Can I send about 10,000 ~ 20,000 bytes data over TCP? I am transferring an image (60 by 60) from Android client to linux server. On android it seems ok. On server side, if I try to send the picture data back to client, then it doesn't work. On client side, if I parse then I got some weird number that I shouldn't get.

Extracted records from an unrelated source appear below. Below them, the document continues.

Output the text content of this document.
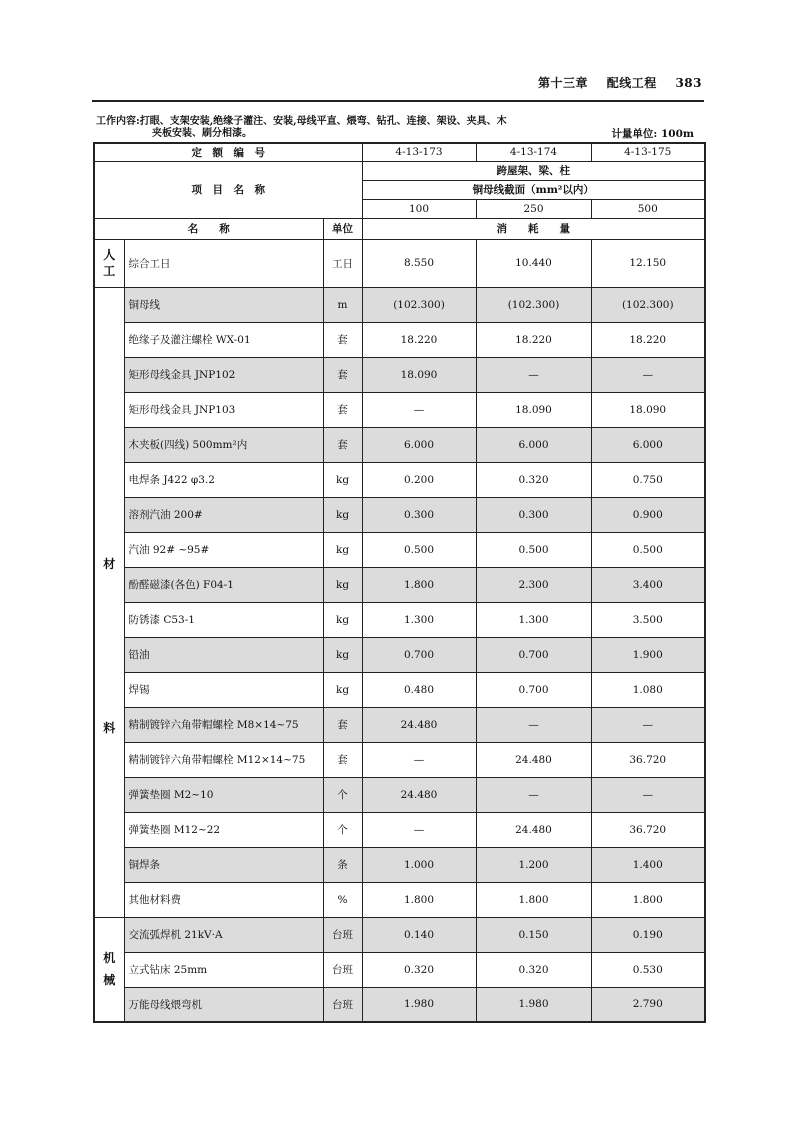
第十三章 配线工程 383
工作内容:打眼、支架安装,绝缘子灌注、安装,母线平直、煨弯、钻孔、连接、架设、夹具、木
夹板安装、刷分相漆。	计量单位: 100m
定　额　编　号			4-13-173	4-13-174	4-13-175
项　目　名　称			跨屋架、梁、柱		
			铜母线截面（mm²以内）		
			100	250	500
名　　称		单位	消　　耗　　量		
人工	综合工日	工日	8.550	10.440	12.150

材
料	铜母线	m	(102.300)	(102.300)	(102.300)
	绝缘子及灌注螺栓 WX-01	套	18.220	18.220	18.220
	矩形母线金具 JNP102	套	18.090	—	—
	矩形母线金具 JNP103	套	—	18.090	18.090
	木夹板(四线) 500mm²内	套	6.000	6.000	6.000
	电焊条 J422 φ3.2	kg	0.200	0.320	0.750
	溶剂汽油 200#	kg	0.300	0.300	0.900
	汽油 92# ~95#	kg	0.500	0.500	0.500
	酚醛磁漆(各色) F04-1	kg	1.800	2.300	3.400
	防锈漆 C53-1	kg	1.300	1.300	3.500
	铅油	kg	0.700	0.700	1.900
	焊锡	kg	0.480	0.700	1.080
	精制镀锌六角带帽螺栓 M8×14~75	套	24.480	—	—
	精制镀锌六角带帽螺栓 M12×14~75	套	—	24.480	36.720
	弹簧垫圈 M2~10	个	24.480	—	—
	弹簧垫圈 M12~22	个	—	24.480	36.720
	铜焊条	条	1.000	1.200	1.400
	其他材料费	%	1.800	1.800	1.800

机
械	交流弧焊机 21kV·A	台班	0.140	0.150	0.190
	立式钻床 25mm	台班	0.320	0.320	0.530
	万能母线煨弯机	台班	1.980	1.980	2.790
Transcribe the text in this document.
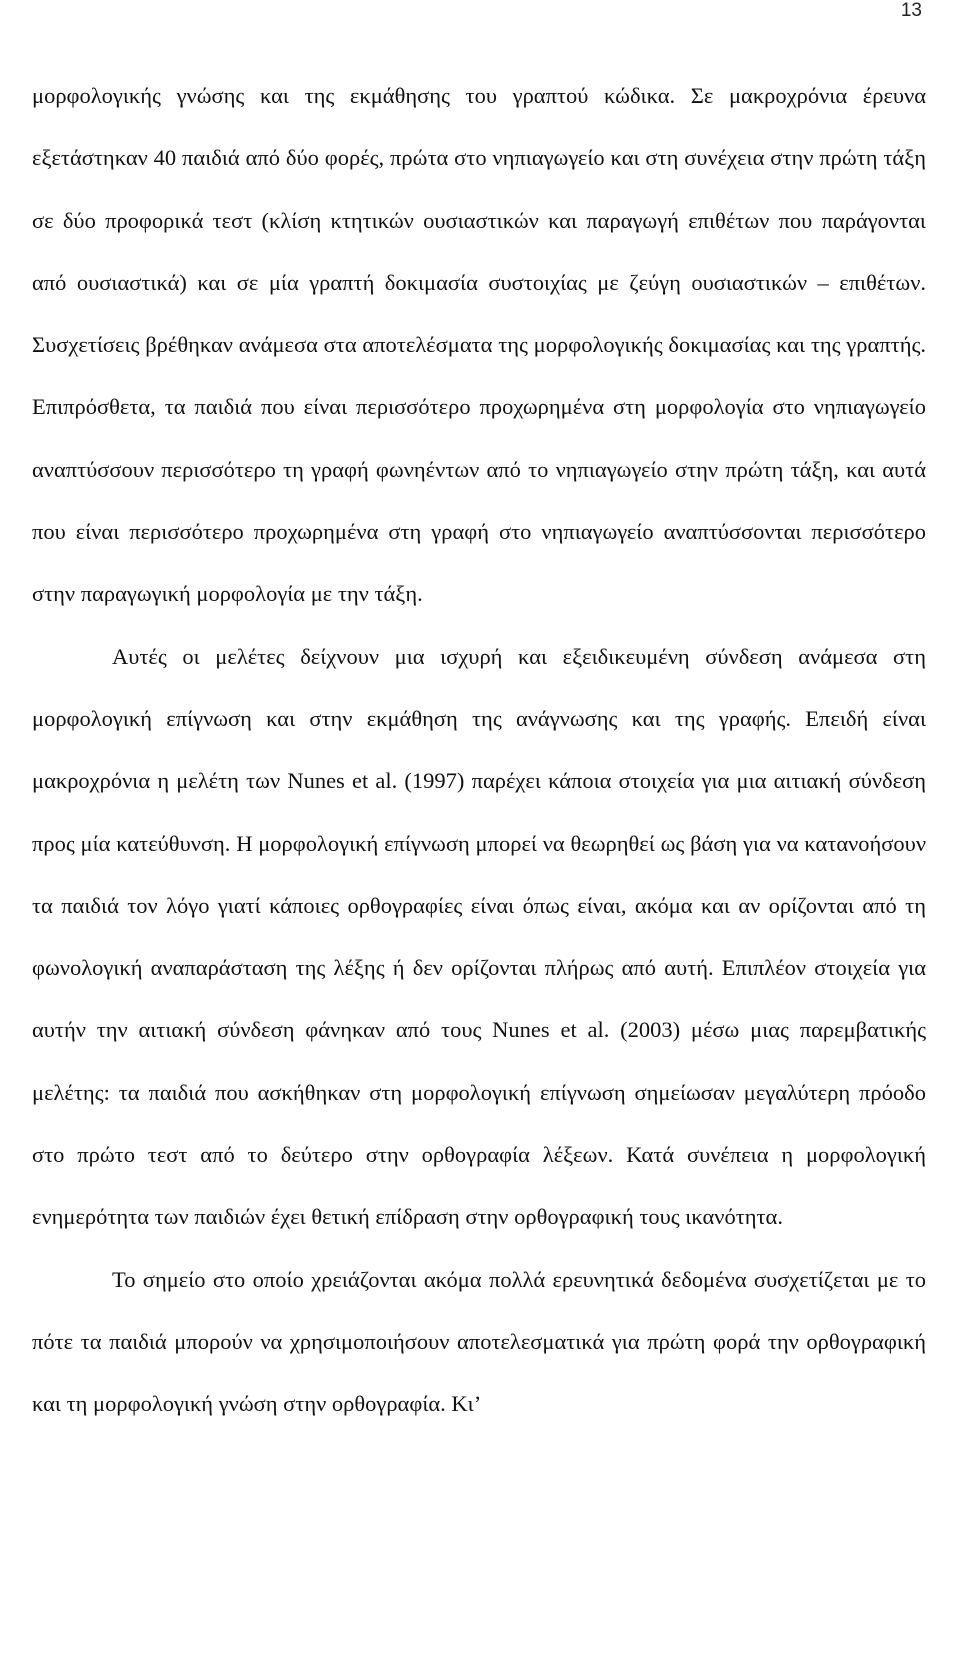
13

μορφολογικής γνώσης και της εκμάθησης του γραπτού κώδικα. Σε μακροχρόνια έρευνα εξετάστηκαν 40 παιδιά από δύο φορές, πρώτα στο νηπιαγωγείο και στη συνέχεια στην πρώτη τάξη σε δύο προφορικά τεστ (κλίση κτητικών ουσιαστικών και παραγωγή επιθέτων που παράγονται από ουσιαστικά) και σε μία γραπτή δοκιμασία συστοιχίας με ζεύγη ουσιαστικών – επιθέτων. Συσχετίσεις βρέθηκαν ανάμεσα στα αποτελέσματα της μορφολογικής δοκιμασίας και της γραπτής. Επιπρόσθετα, τα παιδιά που είναι περισσότερο προχωρημένα στη μορφολογία στο νηπιαγωγείο αναπτύσσουν περισσότερο τη γραφή φωνηέντων από το νηπιαγωγείο στην πρώτη τάξη, και αυτά που είναι περισσότερο προχωρημένα στη γραφή στο νηπιαγωγείο αναπτύσσονται περισσότερο στην παραγωγική μορφολογία με την τάξη.

Αυτές οι μελέτες δείχνουν μια ισχυρή και εξειδικευμένη σύνδεση ανάμεσα στη μορφολογική επίγνωση και στην εκμάθηση της ανάγνωσης και της γραφής. Επειδή είναι μακροχρόνια η μελέτη των Nunes et al. (1997) παρέχει κάποια στοιχεία για μια αιτιακή σύνδεση προς μία κατεύθυνση. Η μορφολογική επίγνωση μπορεί να θεωρηθεί ως βάση για να κατανοήσουν τα παιδιά τον λόγο γιατί κάποιες ορθογραφίες είναι όπως είναι, ακόμα και αν ορίζονται από τη φωνολογική αναπαράσταση της λέξης ή δεν ορίζονται πλήρως από αυτή. Επιπλέον στοιχεία για αυτήν την αιτιακή σύνδεση φάνηκαν από τους Nunes et al. (2003) μέσω μιας παρεμβατικής μελέτης: τα παιδιά που ασκήθηκαν στη μορφολογική επίγνωση σημείωσαν μεγαλύτερη πρόοδο στο πρώτο τεστ από το δεύτερο στην ορθογραφία λέξεων. Κατά συνέπεια η μορφολογική ενημερότητα των παιδιών έχει θετική επίδραση στην ορθογραφική τους ικανότητα.

Το σημείο στο οποίο χρειάζονται ακόμα πολλά ερευνητικά δεδομένα συσχετίζεται με το πότε τα παιδιά μπορούν να χρησιμοποιήσουν αποτελεσματικά για πρώτη φορά την ορθογραφική και τη μορφολογική γνώση στην ορθογραφία. Κι’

Is there any technical problem of transferring a big data over TCP? How do I fix this?
Thanks in advance..
char* PictureResponsePacket::toByte(){
/*
* HEADER
*
* Magic number (4)
* Data length (4)
* Packet Id (2)
* Packet type (2)
* Device Id (48)
*
*/
/*
* BODY
*
* Nickname (48)
* deviceId (4)
* m_pictureSize
*/
int offset = 0;
int headerLength = sizeof(int) + sizeof(int) + sizeof(short) + sizeof(short) + 48;
int bodyLength = 48 + 4 + m_pictureSize;
int dataLength = headerLength + bodyLength;
m_dataLength = dataLength;
log("PictureResponsePacket::toByte(), data length %d \n", m_dataLength);
char *sendBuffer = new char[dataLength];
memset(sendBuffer, 0x00, dataLength);
char *ptr = sendBuffer;
/*
* -------------
* HEADER
* -------------
*/
/*
* Magic number
*/
memcpy(ptr + offset, m_magicNumberBuffer, sizeof(int));
offset += sizeof(int);
/*
* Data length
*/
memcpy(ptr + offset, &m_dataLength, sizeof(int));
offset += sizeof(int);
/*
* Packet id
*/
memcpy(ptr + offset, &m_packetId, sizeof(short));
offset += sizeof(short);
/*
* Packet type
*/
memcpy(ptr + offset, &m_packetType, sizeof(short));
offset += sizeof(short);
/*
*Device Id
*/
memcpy(ptr + offset, m_deviceId.c_str(), m_deviceId.size());
offset += 48;
/*
* -------------
* BODY
* -------------
*/
memcpy(ptr + offset, m_senderDeviceId.c_str(), m_senderDeviceId.size());
offset += 48;
memcpy(ptr + offset, &m_pictureSize, sizeof(int));
offset += sizeof(int);
memcpy(ptr + offset, m_pictureData, m_pictureSize);
offset += m_pictureSize;
return sendBuffer;
}
I am getting char* this way and sending it like this
char * sBuffer = reponsePacket->toByte();
int remainLength = reponsePacket->getDataLength();
int currentSentLength = 0;
SocketClient *client = work->getClient();
while(remainLength > 0){
if(remainLength >= MAX_LENGTH)
currentSentLength = send(client->getFd(), sBuffer, MAX_LENGTH, MSG_NOSIGNAL);
else
currentSentLength = send(client->getFd(), sBuffer, remainLength, MSG_NOSIGNAL);
if(currentSentLength == -1){
log("WorkHandler::workLoop, connection has been lost \n");
break;
}
sBuffer += currentSentLength;
remainLength -= currentSentLength;
What you are trying to do is easy (20K is not "big"). By far the most common reason something like this happens, is disregarding the return codes of send and recv. You should keep a few things in mind:
send(2) can't always copy all the data from user space to kernel space. Check the returned value
The data doesn't arrive all at the same time, so you will have to recv a few times before getting all of it
In practice, on many systems you might get away with sending large amounts of data (the kernel will laugh at your 20K) but you will have to receive in a loop. Here is a function heavily inspired by Stevens readn. Use it instead of recv
ssize_t
readn(int fd, void *vptr, size_t n)
{
size_t nleft;
ssize_t nread;
char *ptr;
ptr = vptr;
nleft = n;
while (nleft > 0) {
if ((nread = read(fd, ptr, nleft)) < 0) {
if (errno == EINTR)
/* Loop back and call read again. */
nread = 0;
else
/* Some other error; can't handle. */
return -1;
} else if (nread == 0)
/* EOF. */
break;
nleft -= nread;
ptr += nread;
}
return n - nleft;
}
EDIT
You seem to be forgetting about endianness (as Andrew Finnell suspected). For every integer, you should do something like this before sending (before memcpy):
m_dataLength = htonl(m_datalength);
And this when receiving:
m_dataLength = ntohl(m_datalength);
Are you saying you can successfully send and read the image if you sent it from Android to your Linux machine? If not then it sounds like it could be an Endian issue, if your Linux Server process was not written in Java.
Update
Since cnicutar has a great answer I'd like to offer an alternative to having to do your protocol manually.
Google Protocol Buffer
When using it, it will automatically convert from host to network and back. It also can be used to create C++ and Java bindings.
I think strace may help here both on client and server side. Look for network errors and the amount of sent/received data in strace log.